Bepirovirsen, da GSK, atinge 19% de taxa de cura funcional em ensaios de Fase III para Hepatite B
Os ensaios de Fase III B-Well, da GSK, mostraram que o bepirovirsen alcançou 19% de cura funcional na hepatite B crônica, subindo para 26% em pacientes com menor atividade viral, contra 0% do placebo. Decisões regulatórias são esperadas para o terceiro trimestre de 2026.
A GSK plc anunciou resultados positivos de ensaios de Fase III para o bepirovirsen, um oligonucleotídeo antissenso experimental para o tratamento da hepatite B crônica (HBC). Dados agrupados dos ensaios de Fase III B-Well 1 e B-Well 2 mostraram que 19% dos pacientes que receberam bepirovirsen alcançaram cura funcional, em comparação com 0% no grupo placebo.
Entre os pacientes com menor atividade viral basal, definida por níveis do antígeno de superfície da hepatite B (HBsAg) iguais ou inferiores a 1.000 UI/mL, a taxa de cura funcional aumentou para 26%, também contra 0% do placebo. Esse subgrupo representa aproximadamente 45% dos casos diagnosticados de HBC no mundo. Os resultados foram simultaneamente publicados no New England Journal of Medicine e apresentados no congresso da Associação Europeia para o Estudo do Fígado (EASL).
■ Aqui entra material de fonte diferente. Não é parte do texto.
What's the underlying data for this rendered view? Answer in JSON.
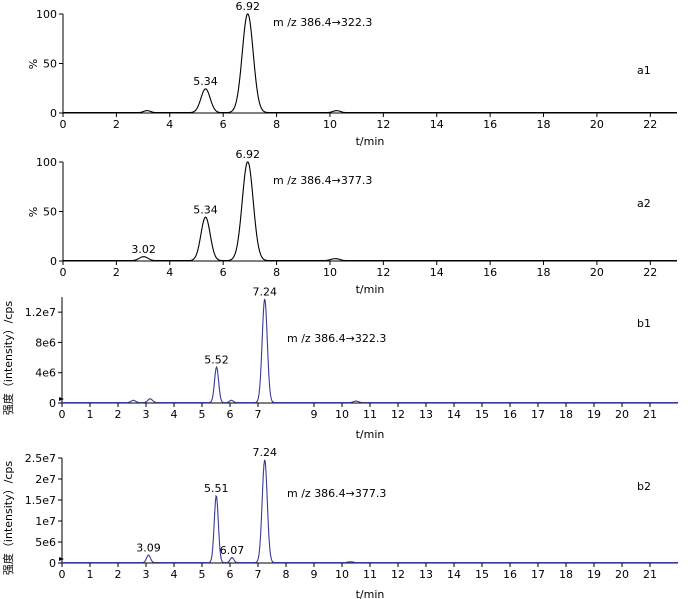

A cura funcional ocorre quando o DNA do vírus da hepatite B e o HBsAg não são detectáveis no sangue por pelo menos seis meses após a interrupção de todo o tratamento, indicando que a doença está controlada pelo sistema imunológico sem o uso de medicamentos. A perda do HBsAg está associada a uma redução de 89% no risco de câncer de fígado e a uma redução de 62% no risco de mortalidade por todas as causas.
Em uma análise exploratória, 49% dos pacientes que receberam bepirovirsen alcançaram um nível quantitativo de antígeno de superfície da hepatite B ≤100 UI/mL um ano após o término do tratamento. Além disso, 23% de todos os pacientes tratados com bepirovirsen alcançaram supressão viral sustentada (DNA do VHB abaixo do limite inferior de quantificação) na semana 72 após a interrupção da terapia, em comparação com nenhum no grupo placebo. Entre os pacientes com HBsAg basal ≤1000 UI/mL, a taxa de supressão viral sustentada atingiu 31%.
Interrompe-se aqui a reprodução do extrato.